T: Realmente dá para entender por que a Psicologia não é considerada ciência por muitos, tem escolas utilizadas em psicoterapias totalmente confusas e divergentes...
C: Você vai ter tanta capacidade de abstrair quanto tiver acumulado experiências, linguagem, etc.
C: Agora...
C: O que eu acho que não é comportamento, na mente, são os objetos mentais.
C: Um conceito, uma forma, qualquer coisa que você consiga formar mentalmente (formar, pensar, é um comportamento) é resultado do comportamento de pensar, mas em si não é um comportamento.
C: Imaginar é um comportamento, o resultado da minha imaginação é um objeto, que só existe para mim.
C: É a diferença entre "pintar" e "pintura" (onde pintura é a obra final)...
T: E tem mais um detalhe, quem determina o termino da pintura?
T: Como saber se terminou?
C: Leonardo da Vinci jamais dava por terminado seus trabalhos... Eu sou assim também, quanto aos trabalhos que realmente gosto e levo a sério.
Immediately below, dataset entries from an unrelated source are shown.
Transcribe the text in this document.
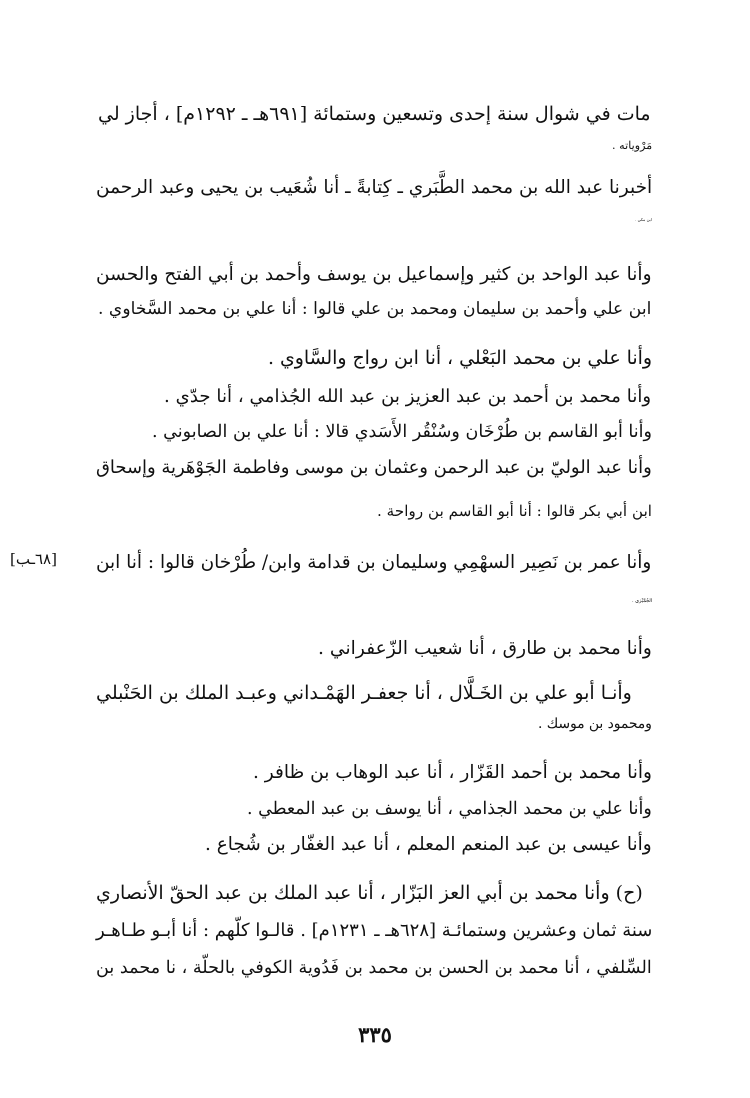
مات في شوال سنة إحدى وتسعين وستمائة [٦٩١هـ ـ ١٢٩٢م] ، أجاز لي
مَرْوياته .
أخبرنا عبد الله بن محمد الطَّبَري ـ كِتابةً ـ أنا شُعَيب بن يحيى وعبد الرحمن
ابن مكي .
وأنا عبد الواحد بن كثير وإسماعيل بن يوسف وأحمد بن أبي الفتح والحسن
ابن علي وأحمد بن سليمان ومحمد بن علي قالوا : أنا علي بن محمد السَّخاوي .
وأنا علي بن محمد البَعْلي ، أنا ابن رواج والسَّاوي .
وأنا محمد بن أحمد بن عبد العزيز بن عبد الله الجُذامي ، أنا جدّي .
وأنا أبو القاسم بن طُرْخَان وسُنْقُر الأَسَدي قالا : أنا علي بن الصابوني .
وأنا عبد الوليّ بن عبد الرحمن وعثمان بن موسى وفاطمة الجَوْهَرية وإسحاق
ابن أبي بكر قالوا : أنا أبو القاسم بن رواحة .
وأنا عمر بن نَصِير السهْمِي وسليمان بن قدامة وابن/ طُرْخان قالوا : أنا ابن
الجُمَّيْزي .
وأنا محمد بن طارق ، أنا شعيب الزّعفراني .
وأنـا أبو علي بن الخَـلَّال ، أنا جعفـر الهَمْـداني وعبـد الملك بن الحَنْبلي
ومحمود بن موسك .
وأنا محمد بن أحمد القَزّار ، أنا عبد الوهاب بن ظافر .
وأنا علي بن محمد الجذامي ، أنا يوسف بن عبد المعطي .
وأنا عيسى بن عبد المنعم المعلم ، أنا عبد الغفّار بن شُجاع .
(ح) وأنا محمد بن أبي العز البَزّار ، أنا عبد الملك بن عبد الحقّ الأنصاري
سنة ثمان وعشرين وستمائـة [٦٢٨هـ ـ ١٢٣١م] . قالـوا كلّهم : أنا أبـو طـاهـر
السِّلفي ، أنا محمد بن الحسن بن محمد بن فَدُوية الكوفي بالحلّة ، نا محمد بن
[٦٨ـب]
٣٣٥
Acho que todo mundo é assim.
C: Criação é um processo contínuo, só se extingue com a extinção do criador.

...

T: Será que não há como se libertar da matéria e, também, da representação mental?
T: Para deixar de ser escravo?
T: E ainda "existir"...?
C: Não, não há.
T: É.
C: "Não existe autoconhecimento completo."
T: Se bem que isso está preso ao nosso conceito de existir.
T: Também é uma representação, não sei se é a priori.
C: "Penso, logo existo." (:
T: x.x
C: heheheheehhehe
T: O ruim é a angústia de não se completar.
C: Me satisfaço em existir. Isso me basta.
C: Completar-se é finito...
C: Encontraremos nosso ciclo completo ao morrer.

.:.

Os diálogos acima foram levemente alterados de sua forma original para fins de clareza. Tenho alto apreço por estas conversas, pois sempre surge algo novo por meio delas ou, pelo menos, algo divertido.